Gold Coast Surf Spots
The Goldie – A land of right hand points

Gold Coast – Surf Spot & Surf Camps Guide

What Southern California is to the US, Queensland, and specifically the Gold Coast, is to Australia. Like its American counterpart, this region is rich in perfect right points, talented surfers and pleasant weather, and is the heart of the surf industry, with virtually every major brand boasting corporate offices or other ostentatious representation in the area. And as if it wasn’t enough to simply be the center of everything surf-related, the state went ahead and claimed it too, actually naming a city “Surfer’s Paradise.”

Although it is definitely paid a lot of lip service, the Gold Coast lives up to the hype. When cyclone season comes around there aren’t many better places to be in the country, if not the world, and legend still reverberates about three-week runs of perfection at Kirra back in the early ’70s. The local talent runs deep as well, with the two most famous—Mick Fanning and Joel Parkinson—holding down the 1 and 2 positions on the world tour as of this writing. And of course the Gold Coast surf history is as storied as anywhere, with characters and legends such as Rabbit Bartholomew and the late MP calling the area home.

The Waves:  There may not be a higher density of perfect right points anywhere in the world. Gold Coast surf spots like Kirra, Burleigh Head, Greenmount and Snapper Rocks are all within 20 minutes of each other, and are collectively the benchmark against which all sand bottomed points are measured. And if the Gold Coast surf spots aren’t enough enough, the endless peelers of Noosa Heads to the north is as good as noseriding gets, and South Straddie in Surfer’s Paradise delivers heavy beach break barrels for those with the talent or jet ski assist to access them. Breaking predominantly over sand and rock points, the waves in the region range from beginner to expert, depending on the day.

Here’s a video of Taj Burrow enjoying a couple of surf spots up and down the Gold Coast:

The Water: For a highly developed, densely populated area, the water on the Gold Coast is relatively clean. It’s warm too, which is a nice bonus. Summer (Dec-Feb) sees water temps on the Gold Coast topping out at around 82 F (28 C), while winter (August) can see temps drop to as low as 66 F (19 C), so it never dips below the “cool” range, and a 3/2 wetsuit should get you through the coldest days.

The Season: January to July is prime season for surfing on the Gold Coast, with the late summer and autumn months often suffering doldrums that can seem endless at times.

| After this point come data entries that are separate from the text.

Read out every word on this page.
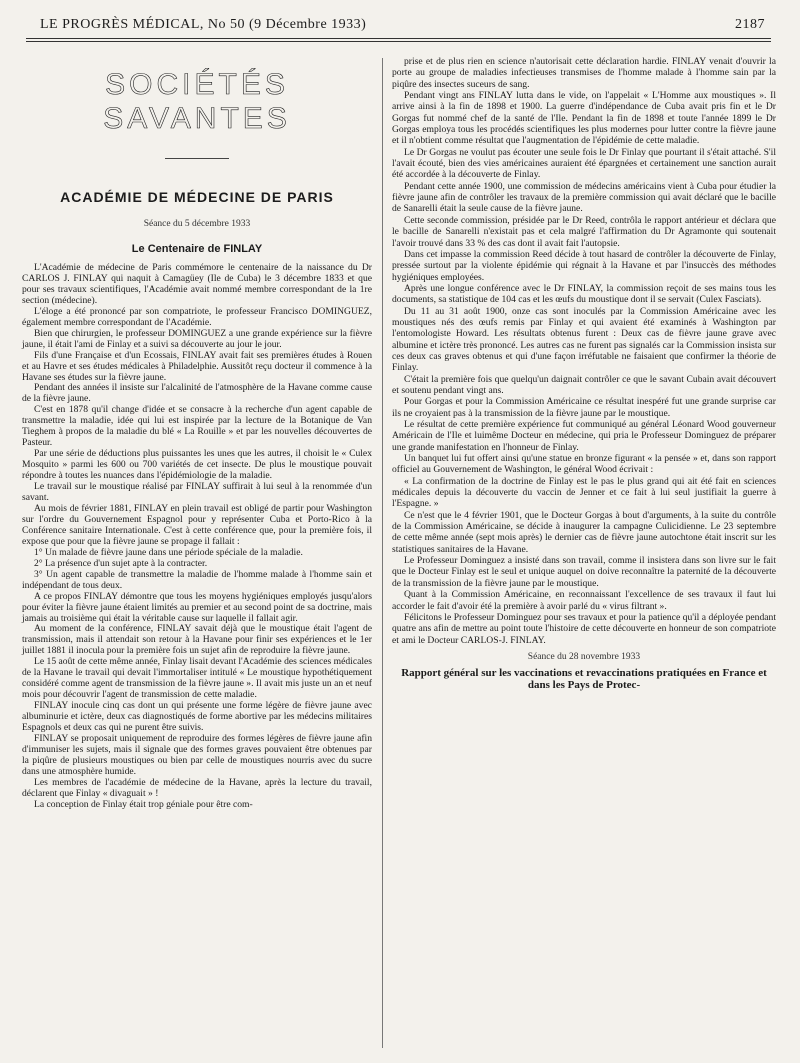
LE PROGRÈS MÉDICAL, No 50 (9 Décembre 1933)	2187
SOCIÉTÉS SAVANTES
ACADÉMIE DE MÉDECINE DE PARIS
Séance du 5 décembre 1933
Le Centenaire de FINLAY

L'Académie de médecine de Paris commémore le centenaire de la naissance du Dr CARLOS J. FINLAY qui naquit à Camagüey (Ile de Cuba) le 3 décembre 1833 et que pour ses travaux scientifiques, l'Académie avait nommé membre correspondant de la 1re section (médecine).

L'éloge a été prononcé par son compatriote, le professeur Francisco DOMINGUEZ, également membre correspondant de l'Académie.

Bien que chirurgien, le professeur DOMINGUEZ a une grande expérience sur la fièvre jaune, il était l'ami de Finlay et a suivi sa découverte au jour le jour.

Fils d'une Française et d'un Ecossais, FINLAY avait fait ses premières études à Rouen et au Havre et ses études médicales à Philadelphie. Aussitôt reçu docteur il commence à la Havane ses études sur la fièvre jaune.

Pendant des années il insiste sur l'alcalinité de l'atmosphère de la Havane comme cause de la fièvre jaune.

C'est en 1878 qu'il change d'idée et se consacre à la recherche d'un agent capable de transmettre la maladie, idée qui lui est inspirée par la lecture de la Botanique de Van Tieghem à propos de la maladie du blé « La Rouille » et par les nouvelles découvertes de Pasteur.

Par une série de déductions plus puissantes les unes que les autres, il choisit le « Culex Mosquito » parmi les 600 ou 700 variétés de cet insecte. De plus le moustique pouvait répondre à toutes les nuances dans l'épidémiologie de la maladie.

Le travail sur le moustique réalisé par FINLAY suffirait à lui seul à la renommée d'un savant.

Au mois de février 1881, FINLAY en plein travail est obligé de partir pour Washington sur l'ordre du Gouvernement Espagnol pour y représenter Cuba et Porto-Rico à la Conférence sanitaire Internationale. C'est à cette conférence que, pour la première fois, il expose que pour que la fièvre jaune se propage il fallait :

1° Un malade de fièvre jaune dans une période spéciale de la maladie.

2° La présence d'un sujet apte à la contracter.

3° Un agent capable de transmettre la maladie de l'homme malade à l'homme sain et indépendant de tous deux.

A ce propos FINLAY démontre que tous les moyens hygiéniques employés jusqu'alors pour éviter la fièvre jaune étaient limités au premier et au second point de sa doctrine, mais jamais au troisième qui était la véritable cause sur laquelle il fallait agir.

Au moment de la conférence, FINLAY savait déjà que le moustique était l'agent de transmission, mais il attendait son retour à la Havane pour finir ses expériences et le 1er juillet 1881 il inocula pour la première fois un sujet afin de reproduire la fièvre jaune.

Le 15 août de cette même année, Finlay lisait devant l'Académie des sciences médicales de la Havane le travail qui devait l'immortaliser intitulé « Le moustique hypothétiquement considéré comme agent de transmission de la fièvre jaune ». Il avait mis juste un an et neuf mois pour découvrir l'agent de transmission de cette maladie.

FINLAY inocule cinq cas dont un qui présente une forme légère de fièvre jaune avec albuminurie et ictère, deux cas diagnostiqués de forme abortive par les médecins militaires Espagnols et deux cas qui ne purent être suivis.

FINLAY se proposait uniquement de reproduire des formes légères de fièvre jaune afin d'immuniser les sujets, mais il signale que des formes graves pouvaient être obtenues par la piqûre de plusieurs moustiques ou bien par celle de moustiques nourris avec du sucre dans une atmosphère humide.

Les membres de l'académie de médecine de la Havane, après la lecture du travail, déclarent que Finlay « divaguait » !

La conception de Finlay était trop géniale pour être com-

prise et de plus rien en science n'autorisait cette déclaration hardie. FINLAY venait d'ouvrir la porte au groupe de maladies infectieuses transmises de l'homme malade à l'homme sain par la piqûre des insectes suceurs de sang.

Pendant vingt ans FINLAY lutta dans le vide, on l'appelait « L'Homme aux moustiques ». Il arrive ainsi à la fin de 1898 et 1900. La guerre d'indépendance de Cuba avait pris fin et le Dr Gorgas fut nommé chef de la santé de l'Ile. Pendant la fin de 1898 et toute l'année 1899 le Dr Gorgas employa tous les procédés scientifiques les plus modernes pour lutter contre la fièvre jaune et il n'obtient comme résultat que l'augmentation de l'épidémie de cette maladie.

Le Dr Gorgas ne voulut pas écouter une seule fois le Dr Finlay que pourtant il s'était attaché. S'il l'avait écouté, bien des vies américaines auraient été épargnées et certainement une sanction aurait été accordée à la découverte de Finlay.

Pendant cette année 1900, une commission de médecins américains vient à Cuba pour étudier la fièvre jaune afin de contrôler les travaux de la première commission qui avait déclaré que le bacille de Sanarelli était la seule cause de la fièvre jaune.

Cette seconde commission, présidée par le Dr Reed, contrôla le rapport antérieur et déclara que le bacille de Sanarelli n'existait pas et cela malgré l'affirmation du Dr Agramonte qui soutenait l'avoir trouvé dans 33 % des cas dont il avait fait l'autopsie.

Dans cet impasse la commission Reed décide à tout hasard de contrôler la découverte de Finlay, pressée surtout par la violente épidémie qui régnait à la Havane et par l'insuccès des méthodes hygiéniques employées.

Après une longue conférence avec le Dr FINLAY, la commission reçoit de ses mains tous les documents, sa statistique de 104 cas et les œufs du moustique dont il se servait (Culex Fasciats).

Du 11 au 31 août 1900, onze cas sont inoculés par la Commission Américaine avec les moustiques nés des œufs remis par Finlay et qui avaient été examinés à Washington par l'entomologiste Howard. Les résultats obtenus furent : Deux cas de fièvre jaune grave avec albumine et ictère très prononcé. Les autres cas ne furent pas signalés car la Commission insista sur ces deux cas graves obtenus et qui d'une façon irréfutable ne faisaient que confirmer la théorie de Finlay.

C'était la première fois que quelqu'un daignait contrôler ce que le savant Cubain avait découvert et soutenu pendant vingt ans.

Pour Gorgas et pour la Commission Américaine ce résultat inespéré fut une grande surprise car ils ne croyaient pas à la transmission de la fièvre jaune par le moustique.

Le résultat de cette première expérience fut communiqué au général Léonard Wood gouverneur Américain de l'Ile et luimême Docteur en médecine, qui pria le Professeur Dominguez de préparer une grande manifestation en l'honneur de Finlay.

Un banquet lui fut offert ainsi qu'une statue en bronze figurant « la pensée » et, dans son rapport officiel au Gouvernement de Washington, le général Wood écrivait :

« La confirmation de la doctrine de Finlay est le pas le plus grand qui ait été fait en sciences médicales depuis la découverte du vaccin de Jenner et ce fait à lui seul justifiait la guerre à l'Espagne. »

Ce n'est que le 4 février 1901, que le Docteur Gorgas à bout d'arguments, à la suite du contrôle de la Commission Américaine, se décide à inaugurer la campagne Culicidienne. Le 23 septembre de cette même année (sept mois après) le dernier cas de fièvre jaune autochtone était inscrit sur les statistiques sanitaires de la Havane.

Le Professeur Dominguez a insisté dans son travail, comme il insistera dans son livre sur le fait que le Docteur Finlay est le seul et unique auquel on doive reconnaître la paternité de la découverte de la transmission de la fièvre jaune par le moustique.

Quant à la Commission Américaine, en reconnaissant l'excellence de ses travaux il faut lui accorder le fait d'avoir été la première à avoir parlé du « virus filtrant ».

Félicitons le Professeur Dominguez pour ses travaux et pour la patience qu'il a déployée pendant quatre ans afin de mettre au point toute l'histoire de cette découverte en honneur de son compatriote et ami le Docteur CARLOS-J. FINLAY.

Séance du 28 novembre 1933
Rapport général sur les vaccinations et revaccinations pratiquées en France et dans les Pays de Protec-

The Vibe: It is crowded enough in the Gold Coast that localism isn’t really a factor, although there has been a bit of history between the various surf clubs. The real issue is how many really good surfers come from this area. Crowds can be at a maximum, and the lineup at Snapper Rocks (sometimes called the “Superbank”) is one of the most competitive in the world.

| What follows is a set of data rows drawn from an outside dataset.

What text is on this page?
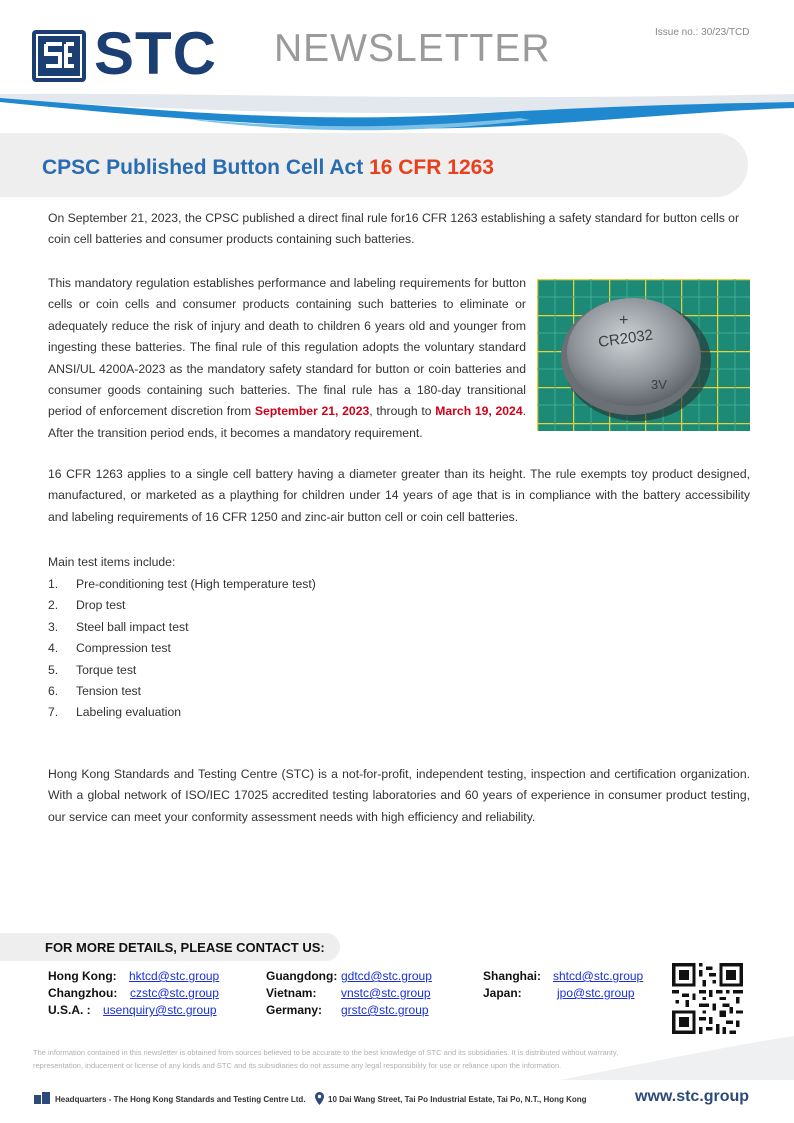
STC NEWSLETTER	Issue no.: 30/23/TCD
CPSC Published Button Cell Act 16 CFR 1263
On September 21, 2023, the CPSC published a direct final rule for16 CFR 1263 establishing a safety standard for button cells or coin cell batteries and consumer products containing such batteries.
This mandatory regulation establishes performance and labeling requirements for button cells or coin cells and consumer products containing such batteries to eliminate or adequately reduce the risk of injury and death to children 6 years old and younger from ingesting these batteries. The final rule of this regulation adopts the voluntary standard ANSI/UL 4200A-2023 as the mandatory safety standard for button or coin batteries and consumer goods containing such batteries. The final rule has a 180-day transitional period of enforcement discretion from September 21, 2023, through to March 19, 2024. After the transition period ends, it becomes a mandatory requirement.
+
CR2032
3V
16 CFR 1263 applies to a single cell battery having a diameter greater than its height. The rule exempts toy product designed, manufactured, or marketed as a plaything for children under 14 years of age that is in compliance with the battery accessibility and labeling requirements of 16 CFR 1250 and zinc-air button cell or coin cell batteries.
Main test items include:
1. Pre-conditioning test (High temperature test)
2. Drop test
3. Steel ball impact test
4. Compression test
5. Torque test
6. Tension test
7. Labeling evaluation
Hong Kong Standards and Testing Centre (STC) is a not-for-profit, independent testing, inspection and certification organization. With a global network of ISO/IEC 17025 accredited testing laboratories and 60 years of experience in consumer product testing, our service can meet your conformity assessment needs with high efficiency and reliability.
FOR MORE DETAILS, PLEASE CONTACT US:
Hong Kong: hktcd@stc.group	Guangdong: gdtcd@stc.group	Shanghai: shtcd@stc.group
Changzhou: czstc@stc.group	Vietnam: vnstc@stc.group	Japan:	jpo@stc.group
U.S.A. : usenquiry@stc.group	Germany: grstc@stc.group
The information contained in this newsletter is obtained from sources believed to be accurate to the best knowledge of STC and its subsidiaries. It is distributed without warranty, representation, inducement or license of any kinds and STC and its subsidiaries do not assume any legal responsibility for use or reliance upon the information.
Headquarters - The Hong Kong Standards and Testing Centre Ltd.	10 Dai Wang Street, Tai Po Industrial Estate, Tai Po, N.T., Hong Kong	www.stc.group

Things To Do: Surfer’s Paradise is party central, and traveling surfers are hot items in Australia, so bring a fancy shirt and your dancing shoes. To hippie out, either go north to Noosa or south to Byron. For professional surfing, check out the World Tour season opener at Snapper Rocks in late February. And if land sport is your thing, check out the State of Origin rugby league series, a best-of-three clash between Queensland and New South Wales. If you’re board gets dinged or you need new gear your in the right place – the Gold Coast has a heap of surf shops and is head quarters to a few big surf companies – Billabong and Australia’s largest online surf shop – Surf Stitch.

If you’re looking for surfing lessons in Currumbin checkout Surf Easy down at Currumbin Alley one of the Gold Coast’s nicest spots.

Where To Stay: Real estate is at a premium in Queensland, and especially on the Gold Coast, and accommodation prices will reflect this fact. There are hostels available for the budget seeker, however, so don’t be afraid to shop around. Typically, you will want to locate yourself within striking distance of the fabled right points, but for a change of pace a thirty-minute drive south will see you in small, friendly, uncrowded towns with a range of fun beach breaks. If you look around there are plenty of surf camps in the area as well.

What To Bring: A standard high-performance surfboard, and a log if you are going to Noosa. Board shorts or a 3/2 wettie, depending on what time of year you are coming. Cool to warm water wax. A pocket full of cash and a taste for the big time.

Getting There: Flights from LAX into Brisbane can run you between $700 and $2000, depending on the season. You can also fly straight into Coolangatta for easier access. Tourist visas can be arranged online before arrival and involve little to no hassle. Australia is a popular working holiday destination, and offers great visa opportunities, especially for young (under 30) citizens of the EU, who can come for up to 24 months if they spend three months in the fruit picking industry (12 months otherwise). Airport codes: BNE (Brisbane) and OOL (Coolangatta).